Best parameter (CV score=0.845):
{'criterion': 'gini', 'max_depth': 95, 'splitter': 'random'}


### 2.4 Random Forest model

In [94]:
X = df['text']
y = df['spam']

X = CountVectorizer(analyzer=process_text).fit_transform(X)

import warnings
warnings.filterwarnings('ignore')
classifier = RandomForestClassifier(max_depth=2, random_state=0)
parameters = {
    'max_depth': np.arange(1, 30, 1)
}

search = GridSearchCV(classifier, parameters, scoring='precision', iid=False, cv=10, refit=False)
search.fit(X, y)
print("Best parameter (CV score=%0.3f):" % search.best_score_)
print(search.best_params_)

Best parameter (CV score=0.553):
{'max_depth': 29}


The best accuracy we have got (96.8%) is obtained with the naive bayes model. Suprisingly, the k-nn model (n_neighbors=1) has a very good accuracy (94.9%).
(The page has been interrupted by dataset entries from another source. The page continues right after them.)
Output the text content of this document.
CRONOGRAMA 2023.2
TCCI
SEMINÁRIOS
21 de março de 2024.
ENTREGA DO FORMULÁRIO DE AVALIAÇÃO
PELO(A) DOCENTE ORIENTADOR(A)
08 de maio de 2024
## 3. Tf–idf term weighting

### 3.1 Naive Bayes model

In [74]:
X = df['text']
y = df['spam']

X = CountVectorizer(analyzer=process_text).fit_transform(X)
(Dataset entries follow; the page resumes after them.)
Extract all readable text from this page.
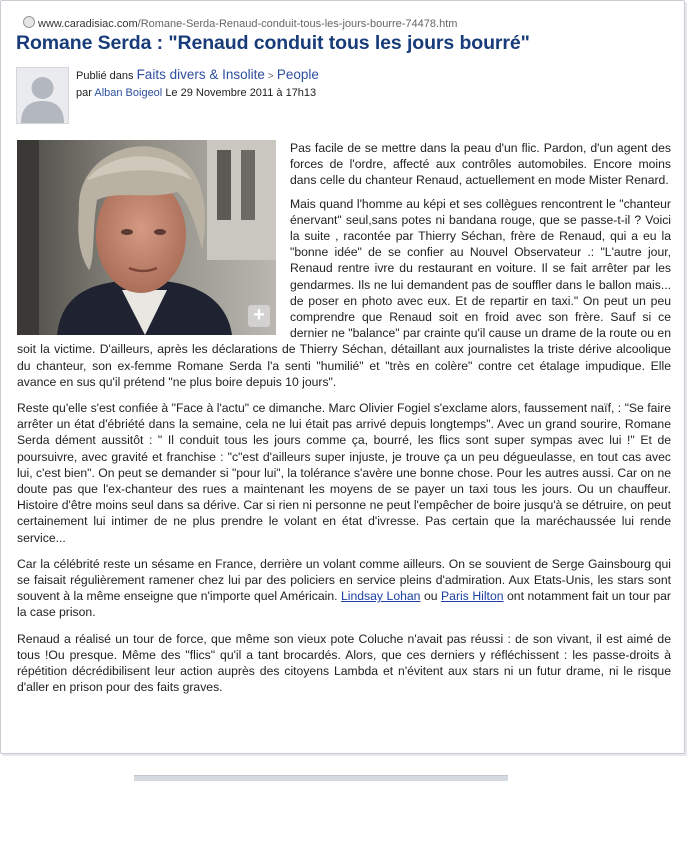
www.caradisiac.com/Romane-Serda-Renaud-conduit-tous-les-jours-bourre-74478.htm
Romane Serda : "Renaud conduit tous les jours bourré"
Publié dans Faits divers & Insolite > People
par Alban Boigeol Le 29 Novembre 2011 à 17h13

Pas facile de se mettre dans la peau d'un flic. Pardon, d'un agent des forces de l'ordre, affecté aux contrôles automobiles. Encore moins dans celle du chanteur Renaud, actuellement en mode Mister Renard.

Mais quand l'homme au képi et ses collègues rencontrent le "chanteur énervant" seul,sans potes ni bandana rouge, que se passe-t-il ? Voici la suite , racontée par Thierry Séchan, frère de Renaud, qui a eu la "bonne idée" de se confier au Nouvel Observateur .: "L'autre jour, Renaud rentre ivre du restaurant en voiture. Il se fait arrêter par les gendarmes. Ils ne lui demandent pas de souffler dans le ballon mais... de poser en photo avec eux. Et de repartir en taxi." On peut un peu comprendre que Renaud soit en froid avec son frère. Sauf si ce dernier ne "balance" par crainte qu'il cause un drame de la route ou en soit la victime. D'ailleurs, après les déclarations de Thierry Séchan, détaillant aux journalistes la triste dérive alcoolique du chanteur, son ex-femme Romane Serda l'a senti "humilié" et "très en colère" contre cet étalage impudique. Elle avance en sus qu'il prétend "ne plus boire depuis 10 jours".

Reste qu'elle s'est confiée à "Face à l'actu" ce dimanche. Marc Olivier Fogiel s'exclame alors, faussement naïf, : "Se faire arrêter un état d'ébriété dans la semaine, cela ne lui était pas arrivé depuis longtemps". Avec un grand sourire, Romane Serda dément aussitôt : " Il conduit tous les jours comme ça, bourré, les flics sont super sympas avec lui !" Et de poursuivre, avec gravité et franchise : "c"est d'ailleurs super injuste, je trouve ça un peu dégueulasse, en tout cas avec lui, c'est bien". On peut se demander si "pour lui", la tolérance s'avère une bonne chose. Pour les autres aussi. Car on ne doute pas que l'ex-chanteur des rues a maintenant les moyens de se payer un taxi tous les jours. Ou un chauffeur. Histoire d'être moins seul dans sa dérive. Car si rien ni personne ne peut l'empêcher de boire jusqu'à se détruire, on peut certainement lui intimer de ne plus prendre le volant en état d'ivresse. Pas certain que la maréchaussée lui rende service...

Car la célébrité reste un sésame en France, derrière un volant comme ailleurs. On se souvient de Serge Gainsbourg qui se faisait régulièrement ramener chez lui par des policiers en service pleins d'admiration. Aux Etats-Unis, les stars sont souvent à la même enseigne que n'importe quel Américain. Lindsay Lohan ou Paris Hilton ont notamment fait un tour par la case prison.

Renaud a réalisé un tour de force, que même son vieux pote Coluche n'avait pas réussi : de son vivant, il est aimé de tous !Ou presque. Même des "flics" qu'il a tant brocardés. Alors, que ces derniers y réfléchissent : les passe-droits à répétition décrédibilisent leur action auprès des citoyens Lambda et n'évitent aux stars ni un futur drame, ni le risque d'aller en prison pour des faits graves.

+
X = TfidfTransformer(smooth_idf=False).fit_transform(X)

classifier = MultinomialNB()
parameters = {
    'alpha': np.arange(.1, 1, .1)
}

search = GridSearchCV(classifier, parameters, scoring='recall', iid=False, cv=10, refit=False)
search.fit(X, y)
print("Best parameter (CV score=%0.3f):" % search.best_score_)
print(search.best_params_)

Best parameter (CV score=0.938):
{'alpha': 0.1}


### 3.2 K-nn model

In [106]:
X = df['text']
y = df['spam']

X = CountVectorizer(analyzer=process_text).fit_transform(X)

X = TfidfTransformer(smooth_idf=False).fit_transform(X)

classifier = KNeighborsClassifier()
parameters = {'n_neighbors': np.arange(1,30)}


search = GridSearchCV(classifier, parameters, scoring='recall', iid=False, cv=10, refit=False)
search.fit(X, y)
print("Best parameter (CV score=%0.3f):" % search.best_score_)
print(search.best_params_)

Best parameter (CV score=0.596):
{'n_neighbors': 1}


Surprisingly, the tf-idf transformation doesn't help at all. It even makes the K-nn model totally unaccurate.

## 4. Semantic decomposition

In [107]:
X = df['text']
y = df['spam']

X = CountVectorizer(analyzer=process_text).fit_transform(X)

semantic_decomp = TruncatedSVD(
             n_components=100, 
             algorithm='randomized', 
             n_iter=7, 
             random_state=None, 
             tol=0.0
)
X = semantic_decomp.fit_transform(X)
print('preprocessing OK')

classifier = KNeighborsClassifier()
parameters = {'n_neighbors': np.arange(1,30)}


search = GridSearchCV(classifier, parameters, scoring='recall', iid=False, cv=10, refit=False)
search.fit(X, y)
print("Best parameter (CV score=%0.3f):" % search.best_score_)
print(search.best_params_)

preprocessing OK
Best parameter (CV score=0.751):
{'n_neighbors': 1}


We can't use the naive bayes model after the semantic decomposition because it doesn't support negative values. The k-nn model doesn't perform very well here. In order to keep using the naive bayes model, we should use NMF instead of the semantic decomposition. Anyway, the naive bayes model needs the input features to be strongly independent, which is not true after the semantic decomposition.